Il sopralluogo ha permesso di verificare lo stato attuale dei luoghi – documentato dalle immagini che testimoniano il grave degrado e abbandono dell’immobile – e di condividere le prime fasi operative del percorso di rigenerazione che restituirà alla città un’area oggi interdetta e inutilizzata.

“Un cantiere quello dell’ex Berzolla che segna un punto di svolta concreto – sottolinea il vicesindaco Bongiorni –. Parliamo di un edificio che da molto tempo rappresenta un problema anche di sicurezza, decoro e vivibilità. Si entra quindi con soddisfazione nella fase operativa di riqualificazione, anche grazie all’impegno di varie amministrazioni comunali che si sono succedute. Un’iniziativa collettiva che consente oggi di trasformare questo luogo in una struttura moderna e funzionale destinata a ospitare gli uffici dei Servizi Sociali del Comune di Piacenza, riportandolo quindi dentro il tessuto urbano con funzioni utili, aperte e al servizio della comunità.”

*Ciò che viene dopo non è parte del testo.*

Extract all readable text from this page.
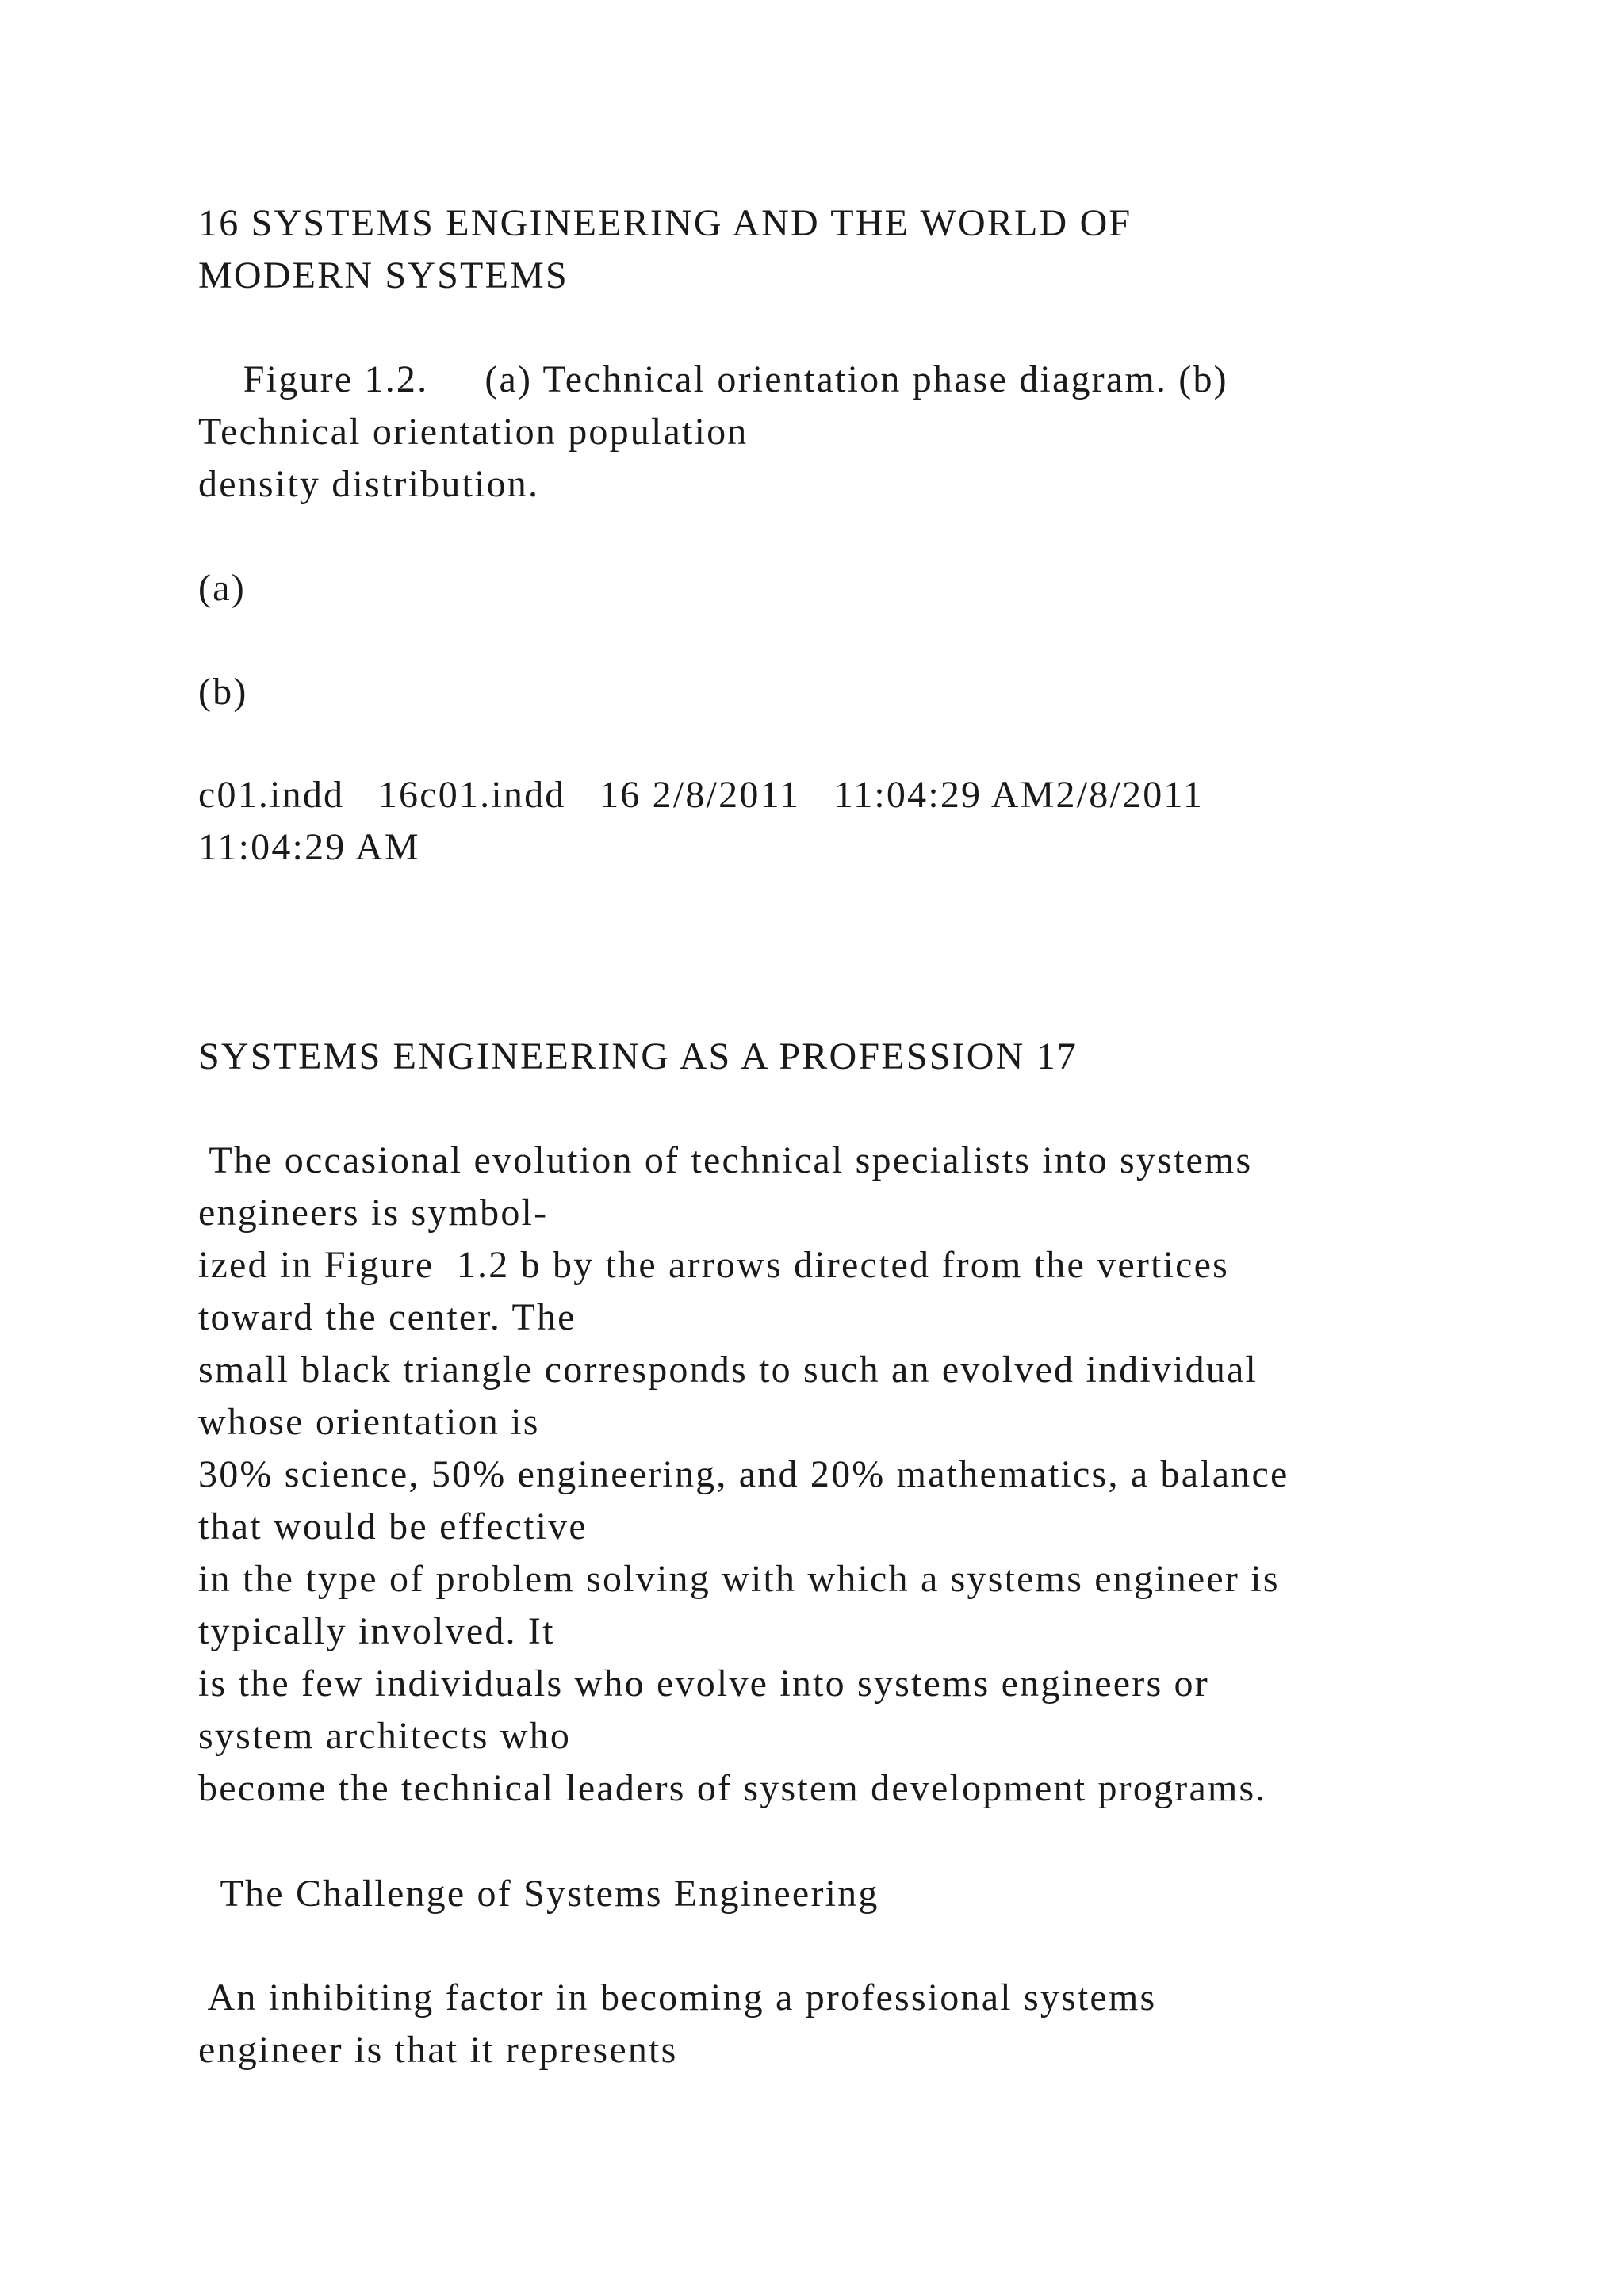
16 SYSTEMS ENGINEERING AND THE WORLD OF
MODERN SYSTEMS
Figure 1.2.     (a) Technical orientation phase diagram. (b)
Technical orientation population
density distribution.
(a)
(b)
c01.indd   16c01.indd   16 2/8/2011   11:04:29 AM2/8/2011
11:04:29 AM
SYSTEMS ENGINEERING AS A PROFESSION 17
The occasional evolution of technical specialists into systems
engineers is symbol-
ized in Figure  1.2 b by the arrows directed from the vertices
toward the center. The
small black triangle corresponds to such an evolved individual
whose orientation is
30% science, 50% engineering, and 20% mathematics, a balance
that would be effective
in the type of problem solving with which a systems engineer is
typically involved. It
is the few individuals who evolve into systems engineers or
system architects who
become the technical leaders of system development programs.
The Challenge of Systems Engineering
An inhibiting factor in becoming a professional systems
engineer is that it represents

Il progetto è finanziato dal Bando Periferie per 4,5 milioni  statali con l’integrazione di 1,7 milioni stanziati dal Consorzio agrario Terrepadane. Prevede la bonifica ambientale, la messa in sicurezza, il consolidamento strutturale e il rifacimento di tutta la copertura perlopiù in amianto e in stato di deterioramento soprattutto nelle parti che affacciano sull’esterno.

Seguirà il recupero funzionale di una parte dell’edificio pari a circa 1.000 metri quadrati rispetto agli oltre 2.600 complessivi.

L’intervento rientra nel programma comunale di recupero delle aree dismesse e valorizzazione del patrimonio pubblico, insieme a siti strategici come l’area ex Acna e l’ex Manifattura Tabacchi.

Nelle prossime settimane prenderanno quindi avvio le attività di pulizia, rimozione rifiuti e materiali deteriorati, oltre alla messa in sicurezza e alle opere propedeutiche alle successive fasi di cantierizzazione. La conclusione dei lavori è prevista per il 31 dicembre del 2026.

“Rigenerare significa restituire alla collettività ciò che per troppo tempo è stato simbolo di incuria e degrado – aggiunge Bongiorni –. Non si tratta solo di un cantiere, ma di un impegno verso una città che merita spazi vivi, sicuri e accessibili.”